The review conference of the Convention on Certain Conventional Weapons adopted on May 3 a revised version of the convention's protocol II regulating the use of "mines, booby traps and other devices". Some of the revisions include an extension of the protocol to apply in both international and non-international armed conflicts, a clear assignment of responsibility for mine clearance to those who lay the mines, and a requirement that all mines be mapped and recorded. Of course that requirement is useless in many countries. As soon as the weather changes the mines shift and it is impossible to find them. Self-destructing mines may be used without any specific restriction but they are few and far between.

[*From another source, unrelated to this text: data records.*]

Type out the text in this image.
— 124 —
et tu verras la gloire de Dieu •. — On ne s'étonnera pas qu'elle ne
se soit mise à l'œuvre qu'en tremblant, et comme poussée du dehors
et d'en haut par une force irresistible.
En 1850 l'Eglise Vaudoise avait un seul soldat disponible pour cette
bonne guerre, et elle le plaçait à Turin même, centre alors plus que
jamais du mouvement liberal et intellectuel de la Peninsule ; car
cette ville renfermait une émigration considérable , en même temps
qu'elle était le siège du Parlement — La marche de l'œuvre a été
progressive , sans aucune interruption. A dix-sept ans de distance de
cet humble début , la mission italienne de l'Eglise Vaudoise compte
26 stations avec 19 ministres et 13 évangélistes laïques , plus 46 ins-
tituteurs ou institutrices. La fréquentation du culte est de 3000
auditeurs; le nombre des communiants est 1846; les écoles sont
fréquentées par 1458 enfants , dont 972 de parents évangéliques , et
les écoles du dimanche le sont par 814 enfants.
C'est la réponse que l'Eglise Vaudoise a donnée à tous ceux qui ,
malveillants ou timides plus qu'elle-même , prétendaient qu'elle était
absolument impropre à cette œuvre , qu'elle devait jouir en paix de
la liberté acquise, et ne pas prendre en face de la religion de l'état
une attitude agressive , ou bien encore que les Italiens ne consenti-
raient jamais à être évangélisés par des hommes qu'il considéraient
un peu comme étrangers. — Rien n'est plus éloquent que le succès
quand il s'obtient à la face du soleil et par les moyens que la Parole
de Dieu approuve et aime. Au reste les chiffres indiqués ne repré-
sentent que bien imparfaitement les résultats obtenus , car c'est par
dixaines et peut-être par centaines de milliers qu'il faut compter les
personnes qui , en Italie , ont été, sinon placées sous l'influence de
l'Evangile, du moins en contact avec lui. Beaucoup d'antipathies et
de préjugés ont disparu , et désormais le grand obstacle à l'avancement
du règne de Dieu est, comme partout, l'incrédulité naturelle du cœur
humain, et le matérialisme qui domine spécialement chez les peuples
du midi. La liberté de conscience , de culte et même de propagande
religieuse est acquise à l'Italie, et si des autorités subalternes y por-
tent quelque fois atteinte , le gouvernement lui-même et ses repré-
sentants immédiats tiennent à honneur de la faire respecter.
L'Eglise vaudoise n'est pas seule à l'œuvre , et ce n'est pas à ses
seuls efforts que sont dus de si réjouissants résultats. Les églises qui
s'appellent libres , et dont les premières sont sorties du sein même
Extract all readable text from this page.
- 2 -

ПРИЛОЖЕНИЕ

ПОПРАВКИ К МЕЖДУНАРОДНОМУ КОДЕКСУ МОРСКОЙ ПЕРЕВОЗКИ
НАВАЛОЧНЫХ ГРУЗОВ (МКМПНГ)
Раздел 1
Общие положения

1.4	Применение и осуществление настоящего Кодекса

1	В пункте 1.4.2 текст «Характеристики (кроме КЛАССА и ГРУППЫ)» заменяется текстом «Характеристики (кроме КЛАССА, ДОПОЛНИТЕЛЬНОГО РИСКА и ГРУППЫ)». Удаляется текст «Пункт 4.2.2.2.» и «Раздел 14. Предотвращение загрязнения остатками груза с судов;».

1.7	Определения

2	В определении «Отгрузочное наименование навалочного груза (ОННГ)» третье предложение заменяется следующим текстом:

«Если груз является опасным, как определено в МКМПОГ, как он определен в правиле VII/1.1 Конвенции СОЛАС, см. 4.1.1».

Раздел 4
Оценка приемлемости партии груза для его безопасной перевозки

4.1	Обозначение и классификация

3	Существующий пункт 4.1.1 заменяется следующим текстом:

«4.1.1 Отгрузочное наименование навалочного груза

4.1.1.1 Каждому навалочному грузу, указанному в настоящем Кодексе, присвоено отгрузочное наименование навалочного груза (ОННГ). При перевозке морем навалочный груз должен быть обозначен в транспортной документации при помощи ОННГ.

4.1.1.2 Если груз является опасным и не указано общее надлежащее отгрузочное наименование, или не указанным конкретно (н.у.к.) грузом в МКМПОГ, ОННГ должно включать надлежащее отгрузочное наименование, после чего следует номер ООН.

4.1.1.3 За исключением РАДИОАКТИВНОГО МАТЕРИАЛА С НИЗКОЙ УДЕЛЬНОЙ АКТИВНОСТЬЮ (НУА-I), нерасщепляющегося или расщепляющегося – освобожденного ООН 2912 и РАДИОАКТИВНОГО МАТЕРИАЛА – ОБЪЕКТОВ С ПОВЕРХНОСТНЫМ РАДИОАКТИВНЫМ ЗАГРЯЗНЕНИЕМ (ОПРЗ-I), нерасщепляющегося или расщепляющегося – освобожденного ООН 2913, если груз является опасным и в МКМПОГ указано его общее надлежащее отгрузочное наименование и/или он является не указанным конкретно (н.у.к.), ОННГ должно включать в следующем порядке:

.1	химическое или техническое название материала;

While I am pleased that such efforts are being attempted it is not enough. The provisions will be phased in over nine years. In addition to this delay, many of the provisions are costly, difficult to ensure and unlikely to be followed, particularly in the midst of war.
Even if states comply with the recording and mapping rule these techniques are only marginally effective when land mines shift easily over unstable ground. Self-destructing mines can be delivered in huge quantities and are extremely difficult to map. Their use could lead to an even greater increase in civilian mine casualties.
The limited military usefulness of land mines must be overridden by humanitarian priorities. I have had the opportunity to witness firsthand, as I have mentioned repeatedly, the destruction caused by anti-personnel land mines.
On the trip to Bosnia the most nervous part of the whole trip was not fear that I would be shot at or fear that there would be conflict between the people we were there to observe, it was the fear for my own person. I thought to myself there are many people, young people, who do not have work, 85 per cent unemployed, and they have the added fear that if they step anywhere that they should not, off a road, off a sidewalk, they can be maimed for life.
I can only imagine the dangers the average citizen faced on a day to day basis there. Fighting had technically ceased. Just because the
act of war was over did not mean the citizens were out of danger. Rather, they faced a whole new set of problems, not the least among them was trying to rebuild a country with so many obstacles in place.
Canada must take a lead role in achieving a global ban on anti-personnel land mines. Bill C-252 is non-partisan. It has been presented by a member of the Reform Party but I wholeheartedly endorse it in a non-partisan fashion. It draws our attention to this very important subject and provokes serious debate and consideration of the issues involved.
I strongly urge thoughtful consideration of this bill because ongoing dialogue is essential to any future progress.